12. Per-connector quick reference
Paste-able config snippets for the most-used connectors. Full
field reference at docs/connectors.md.
NGINX
target_type: nginx
target_config:
cert_path: /etc/nginx/certs/cert.pem
chain_path: /etc/nginx/certs/chain.pem
key_path: /etc/nginx/certs/key.pem
reload_command: "nginx -s reload"
validate_command: "nginx -t"
cert_file_mode: 0644
key_file_mode: 0640
post_deploy_verify:
enabled: true
endpoint: "nginx.example.com:443"
timeout: 10s
backup_retention: 3
HAProxy
target_type: haproxy
target_config:
pem_path: /etc/haproxy/certs/cert.pem
reload_command: "systemctl reload haproxy"

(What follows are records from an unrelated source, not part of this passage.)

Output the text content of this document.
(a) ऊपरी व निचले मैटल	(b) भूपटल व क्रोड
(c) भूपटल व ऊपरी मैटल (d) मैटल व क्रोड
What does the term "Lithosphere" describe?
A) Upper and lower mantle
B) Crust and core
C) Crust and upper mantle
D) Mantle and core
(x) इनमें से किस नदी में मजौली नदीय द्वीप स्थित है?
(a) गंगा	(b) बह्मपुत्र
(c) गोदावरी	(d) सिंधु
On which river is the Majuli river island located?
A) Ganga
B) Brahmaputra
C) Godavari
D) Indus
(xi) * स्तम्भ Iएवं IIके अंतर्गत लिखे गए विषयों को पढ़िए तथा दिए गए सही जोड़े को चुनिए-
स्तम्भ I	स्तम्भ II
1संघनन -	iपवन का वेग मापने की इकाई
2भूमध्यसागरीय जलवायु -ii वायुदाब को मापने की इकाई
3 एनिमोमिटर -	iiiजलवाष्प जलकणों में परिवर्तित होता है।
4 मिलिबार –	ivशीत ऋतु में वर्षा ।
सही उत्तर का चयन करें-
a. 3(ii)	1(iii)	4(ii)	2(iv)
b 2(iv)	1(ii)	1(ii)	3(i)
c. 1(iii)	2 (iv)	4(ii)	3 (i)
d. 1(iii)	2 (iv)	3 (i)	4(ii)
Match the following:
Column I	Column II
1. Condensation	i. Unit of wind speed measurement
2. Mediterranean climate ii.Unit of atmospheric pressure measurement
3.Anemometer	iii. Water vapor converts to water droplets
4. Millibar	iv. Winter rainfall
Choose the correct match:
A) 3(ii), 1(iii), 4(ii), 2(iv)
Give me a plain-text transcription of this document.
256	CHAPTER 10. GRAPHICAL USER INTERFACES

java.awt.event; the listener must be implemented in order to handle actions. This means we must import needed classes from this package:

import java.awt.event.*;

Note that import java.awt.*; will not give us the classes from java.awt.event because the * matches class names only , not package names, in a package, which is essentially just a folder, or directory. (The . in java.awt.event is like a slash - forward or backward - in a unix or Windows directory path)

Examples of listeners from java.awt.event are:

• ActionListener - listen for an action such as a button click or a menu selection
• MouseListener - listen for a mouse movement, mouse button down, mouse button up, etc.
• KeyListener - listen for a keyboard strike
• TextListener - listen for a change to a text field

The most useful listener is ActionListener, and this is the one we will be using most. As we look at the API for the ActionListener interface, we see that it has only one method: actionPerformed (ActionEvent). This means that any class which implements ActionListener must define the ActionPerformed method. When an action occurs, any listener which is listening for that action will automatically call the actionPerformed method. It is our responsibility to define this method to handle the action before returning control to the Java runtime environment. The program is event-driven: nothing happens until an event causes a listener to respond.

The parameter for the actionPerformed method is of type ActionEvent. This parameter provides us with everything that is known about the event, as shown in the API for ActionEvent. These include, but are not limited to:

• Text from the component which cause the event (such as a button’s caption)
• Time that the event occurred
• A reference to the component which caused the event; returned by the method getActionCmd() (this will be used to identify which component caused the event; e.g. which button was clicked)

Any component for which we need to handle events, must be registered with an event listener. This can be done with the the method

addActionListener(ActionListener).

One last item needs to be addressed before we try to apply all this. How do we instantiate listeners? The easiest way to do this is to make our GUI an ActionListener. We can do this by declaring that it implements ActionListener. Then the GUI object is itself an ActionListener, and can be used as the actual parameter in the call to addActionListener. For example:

validate_command: "haproxy -c -f /etc/haproxy/haproxy.cfg"
pem_file_mode: 0600
post_deploy_verify:
enabled: true
endpoint: "haproxy.example.com:443"
Traefik (file watcher; no reload command)
target_type: traefik
target_config:
cert_dir: /etc/traefik/certs
cert_file: cert.pem
key_file: key.pem
post_deploy_verify:
enabled: true
endpoint: "traefik.example.com:443"
See per-connector tests at
internal/connector/target/<name>/<name>_atomic_test.go for the
full failure-mode matrix each connector handles.